Timing Is Everything
Yet despite this longevity, throughout the seventeen years of Chavista rule, the aggressiveness of the opposition has taken a heavy toll. Its tactics have pressured the government into an unholy alliance with a new business elite that is responsible for much of the nation’s corruption.
If the destabilizing campaigns have had an adverse effect on the Venezuelan government, then the best time for it to address the negative effects of populist and pragmatic policies is when the opposition is weak. And the ideal moment is immediately following victories, when the enemy is discredited and demoralized.
Three goals can best be achieved by taking advantage of favorable circumstances: further radicalization, delivering additional blows to the enemy, and declaring war on corruption and bureaucratic lethargy. The third goal, which implies internal renovation, has proven to be the most elusive for the Chavistas.
In 2009, Chávez took advantage of the window of opportunity a string of electoral victories had provided by jailing corrupt bankers and expropriating financial institutions. In doing so, he helped undo the damage from the government’s preferential treatment of the emerging bourgeoisie.
In contrast, Maduro has failed to take advantage of moments in which his government has had the upper hand. One missed opportunity was in the aftermath of the defeat of the guarimba campaign of violence. At that moment, he was in an ideal position to make difficult decisions in order to correct certain failed policies — such as increasing the price of gasoline.

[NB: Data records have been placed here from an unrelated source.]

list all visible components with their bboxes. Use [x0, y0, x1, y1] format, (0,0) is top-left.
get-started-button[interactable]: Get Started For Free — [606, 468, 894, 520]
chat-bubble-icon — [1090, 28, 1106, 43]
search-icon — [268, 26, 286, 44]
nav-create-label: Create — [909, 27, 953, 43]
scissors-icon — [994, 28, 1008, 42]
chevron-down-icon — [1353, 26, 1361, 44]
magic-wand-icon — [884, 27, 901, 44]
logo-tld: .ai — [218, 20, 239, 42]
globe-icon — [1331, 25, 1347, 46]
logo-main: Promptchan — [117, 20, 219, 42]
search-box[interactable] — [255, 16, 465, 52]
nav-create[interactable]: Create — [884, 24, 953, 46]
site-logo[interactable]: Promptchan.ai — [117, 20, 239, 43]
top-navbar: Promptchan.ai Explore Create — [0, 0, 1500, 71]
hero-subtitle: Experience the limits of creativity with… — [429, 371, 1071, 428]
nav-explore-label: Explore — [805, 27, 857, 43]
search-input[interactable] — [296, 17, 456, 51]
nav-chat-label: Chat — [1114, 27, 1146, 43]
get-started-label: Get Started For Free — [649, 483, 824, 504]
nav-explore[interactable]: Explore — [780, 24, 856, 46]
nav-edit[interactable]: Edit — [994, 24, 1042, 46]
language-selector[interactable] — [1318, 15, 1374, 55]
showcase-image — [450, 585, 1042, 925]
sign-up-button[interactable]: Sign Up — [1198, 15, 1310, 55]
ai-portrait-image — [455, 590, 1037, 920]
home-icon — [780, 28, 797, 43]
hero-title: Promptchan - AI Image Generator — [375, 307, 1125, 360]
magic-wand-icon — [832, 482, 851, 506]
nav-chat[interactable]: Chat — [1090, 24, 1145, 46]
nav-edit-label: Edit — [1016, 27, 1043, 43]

The government today finds itself in a perilous position. The outcome of Sunday’s elections may turn on whether discontented Chavistas stay home. Many Chavista voters place the full blame for the nation’s current ills on the Maduro government. Certainly mistakes have been made, and certainly corruption is a serious problem, as Maduro himself recognizes.
But any objective analysis of current problems needs to bring their origins into the picture. And one sure conclusion is that the relative strength of the opposition — its resources, international backing, and electoral showing — has much to do with whether the Chavista government can advance toward its far-reaching goals, or whether it survives at all.